My specific problems in mathematics classes were varied. Part of it was not being presented with practical applications. Most of it was not doing the home work, which severely penalized my grades and crippled my overall retention. Although I did well on tests, I wasn't learning. Having a literal nervous breakdown during my analytic geometry finals didn't help anything. All that said, I LOVE mathematics. I love its purity, its elegance, its logic, and its lack of ambiguity.

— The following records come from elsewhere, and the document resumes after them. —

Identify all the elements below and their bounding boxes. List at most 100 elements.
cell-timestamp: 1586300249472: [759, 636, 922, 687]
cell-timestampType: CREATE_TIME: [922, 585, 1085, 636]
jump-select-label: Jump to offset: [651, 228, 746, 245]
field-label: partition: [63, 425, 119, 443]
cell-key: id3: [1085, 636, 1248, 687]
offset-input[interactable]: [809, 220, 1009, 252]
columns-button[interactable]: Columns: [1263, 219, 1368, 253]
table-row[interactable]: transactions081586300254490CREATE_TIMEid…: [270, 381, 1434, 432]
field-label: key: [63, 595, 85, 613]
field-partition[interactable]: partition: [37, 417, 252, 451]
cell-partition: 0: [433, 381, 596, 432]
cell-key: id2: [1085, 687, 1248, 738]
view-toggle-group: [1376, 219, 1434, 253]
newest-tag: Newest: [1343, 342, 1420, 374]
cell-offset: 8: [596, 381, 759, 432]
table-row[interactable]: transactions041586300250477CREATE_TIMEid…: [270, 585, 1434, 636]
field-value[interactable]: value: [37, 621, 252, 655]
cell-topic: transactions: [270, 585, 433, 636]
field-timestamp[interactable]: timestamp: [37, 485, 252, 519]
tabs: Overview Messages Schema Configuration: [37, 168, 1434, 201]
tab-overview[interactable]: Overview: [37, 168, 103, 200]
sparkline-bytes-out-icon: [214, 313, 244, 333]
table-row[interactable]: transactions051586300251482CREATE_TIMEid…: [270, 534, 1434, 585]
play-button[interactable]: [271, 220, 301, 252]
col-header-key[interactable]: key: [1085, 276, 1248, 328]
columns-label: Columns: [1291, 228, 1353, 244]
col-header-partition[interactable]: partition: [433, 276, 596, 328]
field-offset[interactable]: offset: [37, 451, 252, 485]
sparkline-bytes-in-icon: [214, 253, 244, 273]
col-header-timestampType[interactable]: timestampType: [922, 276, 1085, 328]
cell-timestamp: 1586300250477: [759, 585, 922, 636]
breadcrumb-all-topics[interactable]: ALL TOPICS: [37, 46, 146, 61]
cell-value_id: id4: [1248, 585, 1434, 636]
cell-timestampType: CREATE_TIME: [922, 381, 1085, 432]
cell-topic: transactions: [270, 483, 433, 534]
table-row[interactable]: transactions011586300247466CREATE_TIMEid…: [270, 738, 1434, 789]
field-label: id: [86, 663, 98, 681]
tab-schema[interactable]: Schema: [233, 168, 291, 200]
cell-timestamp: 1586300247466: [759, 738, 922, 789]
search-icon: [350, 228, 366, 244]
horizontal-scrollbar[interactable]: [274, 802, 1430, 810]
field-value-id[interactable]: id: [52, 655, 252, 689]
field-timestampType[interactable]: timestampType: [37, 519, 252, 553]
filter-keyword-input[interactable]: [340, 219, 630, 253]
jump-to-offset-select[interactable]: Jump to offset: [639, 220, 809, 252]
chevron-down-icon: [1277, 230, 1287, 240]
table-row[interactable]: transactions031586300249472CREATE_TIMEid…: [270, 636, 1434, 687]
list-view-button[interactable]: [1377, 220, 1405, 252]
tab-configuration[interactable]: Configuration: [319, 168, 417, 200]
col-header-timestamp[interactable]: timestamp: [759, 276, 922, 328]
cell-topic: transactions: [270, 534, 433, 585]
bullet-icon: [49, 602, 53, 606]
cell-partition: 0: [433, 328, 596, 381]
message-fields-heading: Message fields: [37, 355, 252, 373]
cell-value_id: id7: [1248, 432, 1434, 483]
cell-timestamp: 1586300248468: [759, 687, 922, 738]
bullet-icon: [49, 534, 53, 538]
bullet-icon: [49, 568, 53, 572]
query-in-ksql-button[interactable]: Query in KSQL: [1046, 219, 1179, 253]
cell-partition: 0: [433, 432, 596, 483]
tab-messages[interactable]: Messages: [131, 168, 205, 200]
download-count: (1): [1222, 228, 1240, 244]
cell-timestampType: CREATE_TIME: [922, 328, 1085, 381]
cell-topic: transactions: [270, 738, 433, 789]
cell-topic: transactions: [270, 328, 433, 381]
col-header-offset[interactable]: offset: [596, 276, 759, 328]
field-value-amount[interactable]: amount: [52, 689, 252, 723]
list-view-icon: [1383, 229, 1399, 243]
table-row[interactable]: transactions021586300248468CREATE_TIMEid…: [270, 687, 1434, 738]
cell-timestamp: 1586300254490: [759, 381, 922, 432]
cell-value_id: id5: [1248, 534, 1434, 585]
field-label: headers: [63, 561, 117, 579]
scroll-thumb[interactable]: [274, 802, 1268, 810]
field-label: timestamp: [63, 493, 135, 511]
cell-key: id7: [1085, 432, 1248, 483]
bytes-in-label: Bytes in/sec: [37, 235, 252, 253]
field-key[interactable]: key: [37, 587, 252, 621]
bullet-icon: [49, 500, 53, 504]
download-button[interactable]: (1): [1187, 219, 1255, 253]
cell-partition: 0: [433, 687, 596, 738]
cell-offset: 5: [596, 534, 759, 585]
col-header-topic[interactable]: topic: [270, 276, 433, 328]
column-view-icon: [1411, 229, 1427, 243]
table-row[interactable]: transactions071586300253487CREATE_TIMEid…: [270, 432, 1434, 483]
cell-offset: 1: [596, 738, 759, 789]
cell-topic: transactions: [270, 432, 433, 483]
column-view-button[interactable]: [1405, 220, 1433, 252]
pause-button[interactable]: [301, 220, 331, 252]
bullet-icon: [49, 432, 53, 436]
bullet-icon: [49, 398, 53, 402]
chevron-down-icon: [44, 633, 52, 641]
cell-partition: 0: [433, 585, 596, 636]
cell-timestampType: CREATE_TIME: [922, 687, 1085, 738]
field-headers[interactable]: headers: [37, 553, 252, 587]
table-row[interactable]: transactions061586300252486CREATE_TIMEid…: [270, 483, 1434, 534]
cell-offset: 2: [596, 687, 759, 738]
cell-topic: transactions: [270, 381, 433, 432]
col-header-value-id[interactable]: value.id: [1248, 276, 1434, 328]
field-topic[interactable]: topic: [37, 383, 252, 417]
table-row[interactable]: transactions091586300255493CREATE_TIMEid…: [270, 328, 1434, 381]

Fast forward to today, I'm a clever and skilled programmer, graphics designer, and game developer, 26 years as a hobbyist, 10 as a professional, with no formal education in those fields. As I expand my skill set in game programming, I'm finding more and more that I don't possess enough basic mathematics ability to truly understand topics like kinematics, physics, artificial intelligence, and statistics, even if I almost blindly employ them everyday. The practical applications I craved as a child are squarely in my lap, and I'm so rusty now that I couldn't tell you the difference between a derivative and a determinant. I may know more about fractals and ray tracers than any of my friends, but I couldn't possibly explain them or think about them critically because I don't speak the language. I liken it to being able to play jazz, but not being able to read music or talk about music theory in a meaningful way. This needs to change, my lack of mathematics skills are holding me back.
So there you have it, in too many words or less. Thanks again to all the respondents, and to Slashdot for posting this topic.